Tonight I took a break and went for a walk with Paige, my partner on
various projects, to get some warm stifling hot air and an ice coffee.
We went to the main square and for whatever reason there was a parade
forming (as they randomly do here) and it was being led by a group of
teenager waving this flag. Remember the war and revolution ended 25
years ago and these guys were not even born yet, but there they were
waving the flags with pride. It goes without saying that the lessons of
the past are being told at home from parents who lived through it.
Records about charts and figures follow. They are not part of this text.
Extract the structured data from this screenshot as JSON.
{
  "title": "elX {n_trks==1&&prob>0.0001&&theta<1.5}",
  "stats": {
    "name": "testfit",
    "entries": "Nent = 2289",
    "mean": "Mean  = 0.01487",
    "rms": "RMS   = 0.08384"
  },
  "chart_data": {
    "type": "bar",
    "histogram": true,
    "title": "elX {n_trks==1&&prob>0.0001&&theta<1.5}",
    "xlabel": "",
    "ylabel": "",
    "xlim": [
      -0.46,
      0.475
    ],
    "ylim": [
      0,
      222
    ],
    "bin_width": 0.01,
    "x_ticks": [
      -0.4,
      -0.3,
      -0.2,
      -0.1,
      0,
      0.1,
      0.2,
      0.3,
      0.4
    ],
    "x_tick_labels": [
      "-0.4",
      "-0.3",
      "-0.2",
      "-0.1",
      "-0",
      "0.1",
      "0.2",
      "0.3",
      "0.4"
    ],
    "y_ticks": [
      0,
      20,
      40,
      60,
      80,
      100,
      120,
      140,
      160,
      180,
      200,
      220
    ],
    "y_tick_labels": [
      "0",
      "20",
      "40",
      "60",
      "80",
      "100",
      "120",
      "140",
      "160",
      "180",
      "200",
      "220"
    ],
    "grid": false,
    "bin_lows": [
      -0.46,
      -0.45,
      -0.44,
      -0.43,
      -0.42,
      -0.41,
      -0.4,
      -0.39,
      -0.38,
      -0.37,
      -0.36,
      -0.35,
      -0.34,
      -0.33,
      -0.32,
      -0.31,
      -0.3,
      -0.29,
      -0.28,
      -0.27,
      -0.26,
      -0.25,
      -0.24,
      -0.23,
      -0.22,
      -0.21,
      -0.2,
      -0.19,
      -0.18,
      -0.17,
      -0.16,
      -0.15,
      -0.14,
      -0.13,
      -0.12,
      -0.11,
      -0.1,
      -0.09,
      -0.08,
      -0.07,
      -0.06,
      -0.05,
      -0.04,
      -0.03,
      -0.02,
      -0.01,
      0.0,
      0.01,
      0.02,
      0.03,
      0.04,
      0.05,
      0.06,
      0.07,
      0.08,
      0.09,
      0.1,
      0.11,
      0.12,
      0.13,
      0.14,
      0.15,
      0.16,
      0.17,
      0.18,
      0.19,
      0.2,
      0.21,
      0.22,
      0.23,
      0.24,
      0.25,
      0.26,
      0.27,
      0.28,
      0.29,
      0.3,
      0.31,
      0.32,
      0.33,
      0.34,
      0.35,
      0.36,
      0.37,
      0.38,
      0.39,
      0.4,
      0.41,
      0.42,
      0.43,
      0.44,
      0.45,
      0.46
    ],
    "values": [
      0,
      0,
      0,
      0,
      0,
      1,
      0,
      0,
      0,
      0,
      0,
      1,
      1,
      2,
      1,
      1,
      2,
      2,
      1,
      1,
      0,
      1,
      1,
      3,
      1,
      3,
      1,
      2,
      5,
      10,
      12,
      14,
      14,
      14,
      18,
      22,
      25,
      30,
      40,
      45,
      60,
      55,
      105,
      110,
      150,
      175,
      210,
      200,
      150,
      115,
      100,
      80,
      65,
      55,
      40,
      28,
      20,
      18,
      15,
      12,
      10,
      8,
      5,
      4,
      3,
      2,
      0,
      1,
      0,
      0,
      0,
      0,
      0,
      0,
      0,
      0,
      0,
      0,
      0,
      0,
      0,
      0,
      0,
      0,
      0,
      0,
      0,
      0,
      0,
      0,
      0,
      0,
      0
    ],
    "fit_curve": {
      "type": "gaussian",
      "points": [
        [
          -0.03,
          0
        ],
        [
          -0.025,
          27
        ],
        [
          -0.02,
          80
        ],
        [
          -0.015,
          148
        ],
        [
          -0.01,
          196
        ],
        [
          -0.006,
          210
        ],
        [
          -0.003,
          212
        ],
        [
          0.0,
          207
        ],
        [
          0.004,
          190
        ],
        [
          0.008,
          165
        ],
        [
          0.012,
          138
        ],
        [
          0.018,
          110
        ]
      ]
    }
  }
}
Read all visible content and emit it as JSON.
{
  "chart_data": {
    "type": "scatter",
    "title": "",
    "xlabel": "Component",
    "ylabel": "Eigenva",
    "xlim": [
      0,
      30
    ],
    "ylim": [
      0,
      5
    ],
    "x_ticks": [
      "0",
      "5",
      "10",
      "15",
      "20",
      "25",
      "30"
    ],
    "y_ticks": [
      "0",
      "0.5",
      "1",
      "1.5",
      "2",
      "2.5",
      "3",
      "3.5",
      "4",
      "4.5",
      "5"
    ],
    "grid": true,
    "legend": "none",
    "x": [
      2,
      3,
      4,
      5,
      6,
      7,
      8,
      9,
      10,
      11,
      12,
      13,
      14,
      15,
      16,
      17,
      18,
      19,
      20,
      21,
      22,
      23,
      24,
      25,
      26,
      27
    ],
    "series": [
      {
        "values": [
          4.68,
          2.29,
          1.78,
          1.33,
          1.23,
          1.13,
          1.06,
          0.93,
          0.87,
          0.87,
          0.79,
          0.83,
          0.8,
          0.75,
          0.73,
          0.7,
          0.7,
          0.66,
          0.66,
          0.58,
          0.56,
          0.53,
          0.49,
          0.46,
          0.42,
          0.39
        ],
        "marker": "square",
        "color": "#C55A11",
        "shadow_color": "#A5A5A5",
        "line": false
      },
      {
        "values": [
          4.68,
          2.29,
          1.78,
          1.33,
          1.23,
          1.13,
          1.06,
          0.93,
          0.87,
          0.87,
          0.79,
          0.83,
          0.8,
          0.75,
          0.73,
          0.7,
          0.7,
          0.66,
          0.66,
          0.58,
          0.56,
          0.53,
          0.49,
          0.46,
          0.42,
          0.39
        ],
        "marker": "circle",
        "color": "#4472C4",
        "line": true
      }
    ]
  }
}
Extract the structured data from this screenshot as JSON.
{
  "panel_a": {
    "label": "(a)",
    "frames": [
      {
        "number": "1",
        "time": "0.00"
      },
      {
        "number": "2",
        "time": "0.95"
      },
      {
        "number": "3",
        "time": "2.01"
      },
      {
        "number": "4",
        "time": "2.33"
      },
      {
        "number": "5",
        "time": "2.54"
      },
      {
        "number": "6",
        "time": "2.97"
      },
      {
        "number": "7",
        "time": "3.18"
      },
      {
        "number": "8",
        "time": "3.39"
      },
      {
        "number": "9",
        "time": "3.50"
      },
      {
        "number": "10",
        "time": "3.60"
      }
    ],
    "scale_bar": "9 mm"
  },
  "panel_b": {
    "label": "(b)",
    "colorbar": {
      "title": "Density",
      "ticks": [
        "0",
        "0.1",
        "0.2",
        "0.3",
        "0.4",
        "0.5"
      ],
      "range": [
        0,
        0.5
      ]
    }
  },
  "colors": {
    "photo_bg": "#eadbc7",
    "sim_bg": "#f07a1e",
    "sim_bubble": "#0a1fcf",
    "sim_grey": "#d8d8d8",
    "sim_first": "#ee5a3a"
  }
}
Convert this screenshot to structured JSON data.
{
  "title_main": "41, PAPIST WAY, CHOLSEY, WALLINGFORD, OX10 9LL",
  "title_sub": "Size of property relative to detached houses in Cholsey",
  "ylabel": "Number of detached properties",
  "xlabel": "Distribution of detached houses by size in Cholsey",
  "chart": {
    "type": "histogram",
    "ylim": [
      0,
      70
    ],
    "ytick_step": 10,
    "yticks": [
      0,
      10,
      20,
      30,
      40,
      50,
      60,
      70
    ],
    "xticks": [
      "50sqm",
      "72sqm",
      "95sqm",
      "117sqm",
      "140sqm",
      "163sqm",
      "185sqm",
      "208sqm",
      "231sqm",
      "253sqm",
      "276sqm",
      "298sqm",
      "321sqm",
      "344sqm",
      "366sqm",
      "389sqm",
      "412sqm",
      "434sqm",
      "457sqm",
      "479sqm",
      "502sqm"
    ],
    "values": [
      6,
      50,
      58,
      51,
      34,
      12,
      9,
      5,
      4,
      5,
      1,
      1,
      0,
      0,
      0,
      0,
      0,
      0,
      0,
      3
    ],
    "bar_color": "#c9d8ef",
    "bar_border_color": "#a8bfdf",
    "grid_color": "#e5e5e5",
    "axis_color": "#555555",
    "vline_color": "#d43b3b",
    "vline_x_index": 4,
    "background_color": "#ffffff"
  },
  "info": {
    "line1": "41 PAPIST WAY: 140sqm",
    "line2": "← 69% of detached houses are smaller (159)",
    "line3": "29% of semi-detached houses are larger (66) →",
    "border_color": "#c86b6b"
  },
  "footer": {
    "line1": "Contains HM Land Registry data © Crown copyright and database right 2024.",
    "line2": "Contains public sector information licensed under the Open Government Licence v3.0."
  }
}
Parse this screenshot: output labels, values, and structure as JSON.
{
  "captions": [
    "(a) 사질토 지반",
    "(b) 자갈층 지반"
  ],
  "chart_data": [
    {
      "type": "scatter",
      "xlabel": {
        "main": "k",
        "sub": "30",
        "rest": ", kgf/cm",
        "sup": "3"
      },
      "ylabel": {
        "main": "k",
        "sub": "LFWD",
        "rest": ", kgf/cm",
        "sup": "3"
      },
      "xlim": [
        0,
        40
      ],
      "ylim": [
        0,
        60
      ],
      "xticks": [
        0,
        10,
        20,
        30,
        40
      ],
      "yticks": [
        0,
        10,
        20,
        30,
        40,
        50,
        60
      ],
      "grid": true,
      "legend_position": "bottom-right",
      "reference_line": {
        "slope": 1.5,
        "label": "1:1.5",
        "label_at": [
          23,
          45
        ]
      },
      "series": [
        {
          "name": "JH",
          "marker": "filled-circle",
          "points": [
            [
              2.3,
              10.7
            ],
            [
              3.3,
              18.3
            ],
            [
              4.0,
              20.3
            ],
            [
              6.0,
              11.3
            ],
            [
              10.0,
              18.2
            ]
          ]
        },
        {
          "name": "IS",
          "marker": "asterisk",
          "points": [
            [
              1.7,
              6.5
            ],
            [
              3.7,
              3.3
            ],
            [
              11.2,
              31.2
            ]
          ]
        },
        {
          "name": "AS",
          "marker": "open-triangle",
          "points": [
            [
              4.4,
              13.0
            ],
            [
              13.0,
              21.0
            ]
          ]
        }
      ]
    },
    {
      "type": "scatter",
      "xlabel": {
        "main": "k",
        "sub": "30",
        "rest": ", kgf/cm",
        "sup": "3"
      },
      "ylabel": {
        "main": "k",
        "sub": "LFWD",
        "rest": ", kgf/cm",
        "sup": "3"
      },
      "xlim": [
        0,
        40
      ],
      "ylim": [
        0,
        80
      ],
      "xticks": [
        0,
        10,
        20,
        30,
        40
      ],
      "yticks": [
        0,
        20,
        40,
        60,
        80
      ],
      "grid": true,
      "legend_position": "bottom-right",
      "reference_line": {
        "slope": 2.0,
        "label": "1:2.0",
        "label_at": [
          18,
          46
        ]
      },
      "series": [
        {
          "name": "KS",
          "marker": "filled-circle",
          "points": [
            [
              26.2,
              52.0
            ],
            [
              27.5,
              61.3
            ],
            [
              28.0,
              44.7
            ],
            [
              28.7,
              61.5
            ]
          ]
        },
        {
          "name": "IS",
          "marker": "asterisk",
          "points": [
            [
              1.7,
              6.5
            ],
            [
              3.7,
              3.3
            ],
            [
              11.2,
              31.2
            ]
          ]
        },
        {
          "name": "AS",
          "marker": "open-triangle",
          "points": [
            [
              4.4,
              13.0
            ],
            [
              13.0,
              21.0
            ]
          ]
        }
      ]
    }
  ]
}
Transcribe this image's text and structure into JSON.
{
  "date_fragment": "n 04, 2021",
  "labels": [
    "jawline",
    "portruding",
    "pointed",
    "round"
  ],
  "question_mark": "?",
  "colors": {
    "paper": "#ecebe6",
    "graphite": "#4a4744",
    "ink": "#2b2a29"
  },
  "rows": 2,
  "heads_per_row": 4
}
You stroll through the street and you see new signs like the one here or the one above of the girl frisking the soldier. How amazing is that drawing in what its capturing. The people taking over and the soldiers being arrested and searched. You can actually feel it in the people in the way they carry themselves. They know that if they had to they would rise up against anyone. Yes this includes you America. They know what you did to them in the past
Tourist and travelers come to Nicaragua and enjoy everything it has to offer. From volcanoes, great beaches, colonial towns and a dollar that stretches far. It is a place so many are scared of because of it's past and so many are enthralled with because of its present and future. My question would be, how many know what happened here even 25 years ago. Is it something they have in the back of their mind and say "yeah cool, this place was a war zone" or "Oliver North had something to do here". Do people know the difference between the struggles in Guatemala, Honduras, El Salvador and Nicaragua and that they are all separate countries or are they are just melted into one big "shit, I would never go there" place.
If you walk the streets and see vendors or talk to anyone over 35 you have to realize they lived it. Anyone over 45 probably fought in it. The cab driver or shop owner could have been a guerrilla commander and yes sir, there are people walking and working here that have fought and killed. There are families here who have suffered. I am sure the lady that owns the place I am staying at has lots to talk about however it is not something you bring up over morning coffee.
"Good morning Marie, sleep well? Oh can you tell me about what it was like living in the capital of the Sandinista movement and what it was like to have tanks rolling down the street in front of your house? Were you a fighter or protector of soldiers. Did you see much bloodshed? Anyone from your family get killed? ...oh and can you pass the salt for my eggs.
History runs deep here. Political passion is integrated into every aspect of life. There is a sense of quiet pride even with the street vendors. I did not feel this in Guatemala or Honduras and touched on it in El Salvador however did not spend enough time there. As an aside I was in Suchitoto El Salvador a few years ago. A town that was completely evacuated during their revolution. There was a tour you could take (but I missed it for some reason), where you can horse trail ride through the surrounding jungles with former revolutionary soldiers. They tell their stories including how the Americans use to bomb them. Travel to their forts and hideouts all the while giving you first hand accounts. Living History that should scare the sh** out of us. But like most history, it passes and gets forgotten.
I will continue to take pictures of street art, historical art, political art or whatever we are going to call it. I am going to take some pictures of local people (with their permission of course) so you can see what a possible revolutionary looks like. There are older guys on the street here that just have that knowing look but are as helpful as anyone.
I think this is why I came back to Nicaragua. There is a not so subtle pride here based on a violent and turbulent modern history. The people take nothing for granted and are polite to a fault.
I have students who apologize for questioning me when I teach them something and apologize again because they do not want to insult me then wait for me after class to compliment me so as to offset their perceived indiscretion. These same students who were raised by parents who formed a Sandinista movement that overthrew three generations of a corrupt and abuse government in a violent revolution.